Tymes Trust and the Scottish Home Education Forum are co-hostng an event to seek views on the Children and Young People (Information Sharing) (Scotland) Bill which is currently before the Education & Skills Committee of the Scottish Parliament.
We are issuing a Call for Evidence in advance of our own Fringe Evidence Session, which will take place on Wednesday 15th November 2017, from 1pm to 3.30pm, at St Columba’s by the Castle Episcopal Church, 14 Johnston Terrace, Edinburgh, EH1 2PW.
The Fringe Evidence Session will provide an opportunity for you to make your voice heard, especially if you feel your views have been sidelined or ignored up to now.
Our panel will include: Alison Preuss, Scottish Home Education Forum; Lesley Scott, Tymes Trust Scottish Officer; Dee Thomas, mother of four and NO2NP campaigner. Other panellists to be confirmed.
Oral evidence will be invited from those who have had first-hand experiences of named persons and data sharing on so-called ‘wellbeing’ grounds. There will also be an opportunity to ask questions of the panel and share information about professionals’ practice.
We will ask the questions that the politicians will not. We will show the reality of named persons and the effects of ongoing, unlawful data processing for families across the country.
It is time for the truth about this policy that has been operating throughout Scotland for years without statutory footing, but being implemented as if it did at the behest of the Scottish Government.
At the end of the session we hope supporters will join us in walking down the High Street to deliver our evidence directly to the door of the Scottish Parliament. We are taking Education & Skills Convener, James Dornan MSP, at his word.
How to submit your evidence
- Make your submission via the event website, or e mail your ‘evidence on a postcard’ to evidence@np-fringe.uk, briefly outlining your experiences, thoughts and opinions (in no more than 330 words, or illustrations no bigger than A5) on the Information Sharing Bill and Named Person scheme. This can be done anonymously. Please submit your postcards by Monday 13th November so that they can be delivered to the Scottish Parliament at the end of the event on 15th. Please only give information that you are willing to be shared and seen by others.
- Come along to our free Fringe Evidence Session on 15th Novemberand join in the discussion. You can reserve your place(s) on this page or by emailing evidence@np-fringe.uk (numbers may be limited).

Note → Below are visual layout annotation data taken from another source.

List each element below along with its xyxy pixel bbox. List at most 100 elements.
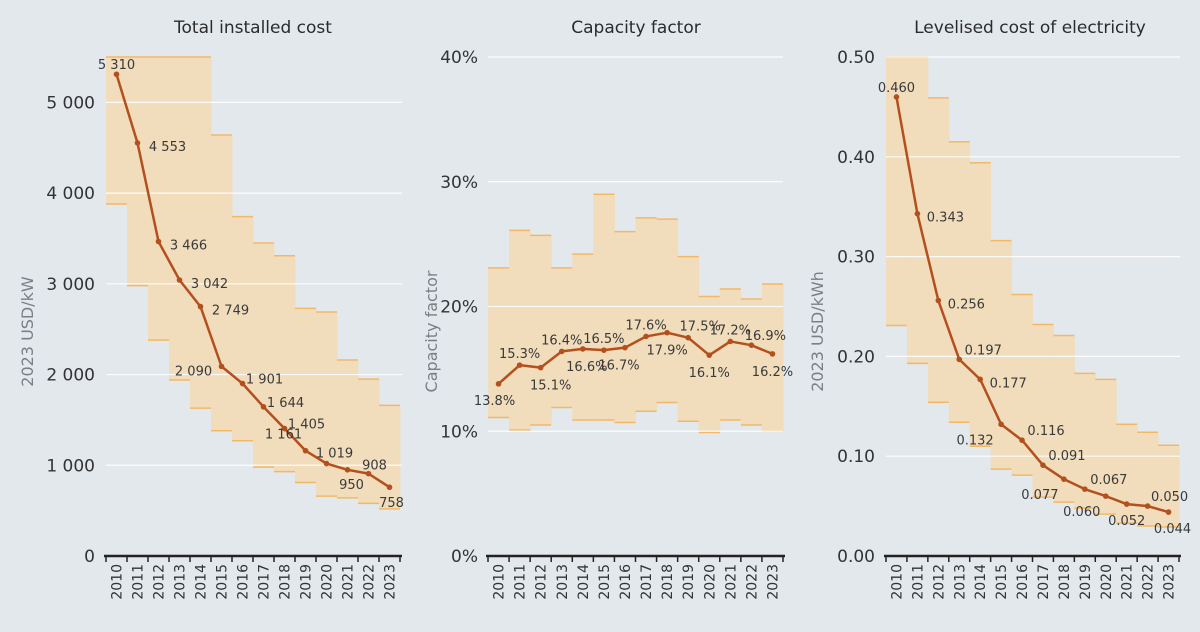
data-point-2014 [977,376,983,383]
x-tick-label: 2014 [973,564,989,600]
x-tick-label: 2022 [744,564,760,600]
data-point-2016 [239,380,246,387]
panel-0: 0 1 000 2 000 3 000 4 000 5 000 2010 2011 2012 20… [18,18,404,600]
y-tick-label: 0.00 [837,547,875,567]
data-label-2013: 3 042 [191,277,228,292]
x-tick-label: 2012 [931,564,947,600]
data-point-2020 [706,352,713,358]
x-tick-label: 2021 [723,564,739,600]
data-label-2017: 17.6% [625,318,666,333]
series-line [895,96,1169,514]
x-tick-label: 2023 [383,564,399,600]
data-label-2013: 0.197 [965,343,1002,358]
data-point-2013 [176,277,183,283]
data-label-2021: 0.052 [1108,514,1145,529]
band-2016 [614,231,636,423]
band-2020 [1095,379,1117,515]
data-label-2022: 16.9% [745,329,786,344]
data-label-2016: 0.116 [1027,424,1064,439]
band-2014 [572,254,594,421]
data-label-2012: 0.256 [948,298,985,313]
series-line [115,73,391,489]
band-2023 [1158,445,1180,528]
data-point-2022 [365,470,372,477]
data-label-2014: 16.6% [566,360,607,375]
x-tick-label: 2015 [215,564,231,600]
x-tick-label: 2018 [278,564,294,600]
data-point-2017 [643,333,649,340]
data-point-2012 [935,297,942,304]
x-tick-label: 2013 [555,564,571,600]
y-tick-label: 0.40 [837,148,875,168]
band-2013 [551,267,573,408]
data-point-2015 [998,421,1004,428]
data-label-2021: 950 [339,478,364,493]
band-2022 [1137,432,1159,527]
data-label-2010: 13.8% [474,394,515,409]
data-point-2017 [260,404,267,410]
x-tick-label: 2010 [889,564,905,600]
y-tick-label: 3 000 [46,275,95,295]
data-label-2019: 17.5% [680,320,721,335]
y-tick-label: 0% [451,547,478,567]
y-tick-label: 0.30 [837,248,875,268]
data-label-2016: 16.7% [598,359,639,374]
x-tick-label: 2019 [1078,564,1094,600]
data-point-2014 [197,303,204,310]
data-label-2020: 1 019 [316,447,353,462]
data-label-2021: 17.2% [710,323,751,338]
x-tick-label: 2015 [597,564,613,600]
band-2012 [148,57,170,341]
data-point-2019 [685,334,691,341]
y-axis-title: 2023 USD/kW [18,276,37,387]
y-tick-label: 30% [440,173,478,193]
data-point-2011 [914,210,921,217]
x-tick-label: 2023 [1162,564,1178,600]
x-tick-label: 2022 [362,564,378,600]
data-label-2019: 1 161 [265,428,302,443]
x-tick-label: 2014 [194,564,210,600]
x-tick-label: 2020 [1099,564,1115,600]
data-label-2012: 15.1% [530,379,571,394]
band-2015 [593,194,615,421]
data-label-2010: 0.460 [878,81,915,96]
band-2011 [127,57,149,286]
x-tick-label: 2014 [576,564,592,600]
y-axis-title: Capacity factor [422,270,441,392]
x-tick-label: 2012 [152,564,168,600]
band-2016 [1011,294,1033,476]
band-2015 [211,135,233,431]
band-2021 [1116,424,1138,524]
data-label-2023: 758 [379,496,404,511]
data-point-2016 [622,344,628,351]
data-label-2016: 1 901 [246,373,283,388]
x-tick-label: 2020 [320,564,336,600]
data-label-2012: 3 466 [170,239,207,254]
band-2020 [316,311,338,497]
data-label-2017: 1 644 [267,396,304,411]
band-2022 [740,299,763,426]
x-tick-label: 2021 [341,564,357,600]
band-2018 [1053,335,1075,503]
band-2019 [295,308,317,483]
data-point-2022 [1144,503,1151,509]
chart-title: Total installed cost [173,18,332,38]
band-2021 [337,360,359,498]
data-point-2010 [113,71,120,78]
x-tick-label: 2015 [994,564,1010,600]
data-label-2023: 0.044 [1154,522,1191,537]
data-label-2018: 17.9% [646,344,687,359]
data-label-2020: 0.060 [1063,505,1100,520]
data-point-2011 [134,140,141,146]
data-point-2020 [1102,493,1109,499]
band-2016 [232,216,254,441]
x-tick-label: 2022 [1141,564,1157,600]
data-label-2015: 0.132 [956,433,993,448]
x-tick-label: 2023 [765,564,781,600]
band-2012 [927,97,950,403]
band-2011 [509,230,531,431]
data-label-2015: 2 090 [175,364,212,379]
band-2018 [656,219,679,403]
y-tick-label: 10% [440,422,478,442]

- We plan to live-stream the event on YouTube for those who cannot attend in person and you can contribute comments on our event page and/or via Twitter using the hashtag #NPFringe
Context
The Children and Young People (Information Sharing) (Scotland) Bill was introduced to the Scottish Parliament on 19th June 2017 in an attempt to address the illegalities contained in Parts 4 and 5 of the Children and Young People (Scotland) Act 2014, as ruled by the UK Supreme Court on 28th July 2016.
The Bill seeks to respond to the UK Supreme Court ruling through amending Parts 4 and 5 of the Act by, specifically, replacing the duty to share information with a “duty to consider” sharing information in regards to the function of promoting, supporting or safeguarding the wellbeing of a child or young person.

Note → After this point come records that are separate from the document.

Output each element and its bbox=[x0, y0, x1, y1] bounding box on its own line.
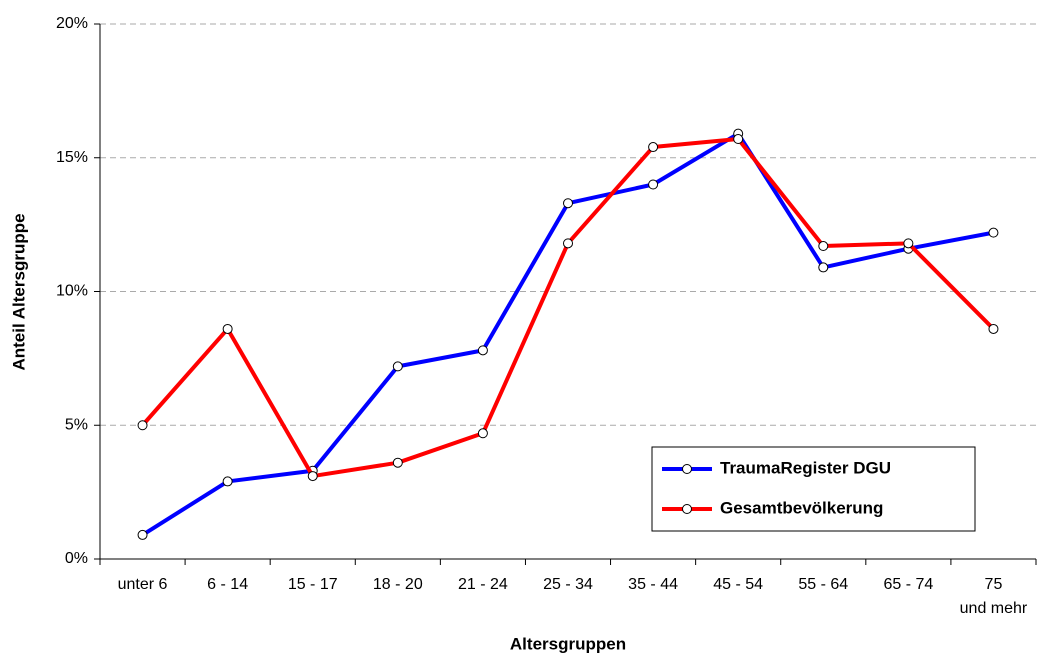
x-tick-label: 55 - 64 bbox=[798, 576, 848, 593]
data-point bbox=[988, 227, 999, 238]
y-tick-label: 20% bbox=[56, 15, 88, 32]
data-point bbox=[903, 238, 914, 249]
x-tick-label: 18 - 20 bbox=[373, 576, 423, 593]
data-point bbox=[137, 529, 148, 540]
data-point bbox=[307, 471, 318, 482]
x-tick-label: 25 - 34 bbox=[543, 576, 593, 593]
legend-marker bbox=[682, 504, 692, 514]
data-point bbox=[733, 134, 744, 145]
data-point bbox=[392, 361, 403, 372]
data-point bbox=[563, 198, 573, 209]
y-tick-label: 0% bbox=[65, 550, 88, 567]
y-axis-title: Anteil Altersgruppe bbox=[9, 213, 28, 370]
x-tick-label: 15 - 17 bbox=[288, 576, 338, 593]
legend-label: Gesamtbevölkerung bbox=[720, 498, 883, 517]
x-axis-title: Altersgruppen bbox=[510, 634, 626, 653]
x-tick-label: 6 - 14 bbox=[207, 576, 248, 593]
legend-box bbox=[651, 446, 976, 532]
x-tick-label: 75 und mehr bbox=[960, 576, 1028, 617]
data-point bbox=[648, 179, 659, 190]
x-tick-label-line: und mehr bbox=[960, 600, 1028, 617]
data-point bbox=[818, 262, 829, 273]
data-point bbox=[477, 428, 488, 439]
y-tick-label: 10% bbox=[56, 283, 88, 300]
data-point bbox=[648, 142, 659, 153]
x-tick-label: unter 6 bbox=[118, 576, 168, 593]
x-tick-label: 65 - 74 bbox=[883, 576, 933, 593]
x-tick-label: 21 - 24 bbox=[458, 576, 508, 593]
data-point bbox=[137, 420, 148, 431]
y-tick-label: 15% bbox=[56, 149, 88, 166]
x-tick-label: 45 - 54 bbox=[713, 576, 763, 593]
legend-marker bbox=[682, 464, 692, 474]
data-point bbox=[477, 345, 488, 356]
data-point bbox=[563, 238, 573, 249]
y-tick-label: 5% bbox=[65, 416, 88, 433]
data-point bbox=[222, 323, 233, 334]
x-tick-label: 35 - 44 bbox=[628, 576, 678, 593]
data-point bbox=[818, 241, 829, 252]
data-point bbox=[222, 476, 233, 487]
data-point bbox=[988, 323, 999, 334]
data-point bbox=[392, 457, 403, 468]
legend-label: TraumaRegister DGU bbox=[720, 458, 891, 477]
x-tick-label-line: 75 bbox=[985, 576, 1003, 593]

Such considerations must be taken in accordance with the Data Protection Act 1998, any directly applicable EU Law and any other act with common law. But crucially there are no requirements to consider the implications of the General Data Protection Register (GDPR) which comes in to force in May next year.
The Bill seeks to give a power to share such information where it could promote the wellbeing of the child. Yet, despite the UK Supreme Court specifically recording that “Wellbeing is not defined”, the Bill does nothing to address this, leaving ‘wellbeing’, the concept upon which all of the actions and decisions of practitioners are based, undefined and open to subjective, arbitrary opinions and bias.
In accordance with the judgment from the UK Supreme Court, the Bill places a duty on Minsters to issue a Code of Practice for Named Persons on how they are to undertake the duty to consider whether information can be shared and how it can be shared. However, it is proposed by the Scottish Government that the Bill be passed by Parliament BEFORE the final Code of Practice is prepared.
Therefore any Code of Practice will be an instrument of government prepared and implemented without Parliamentary scrutiny or need for approval.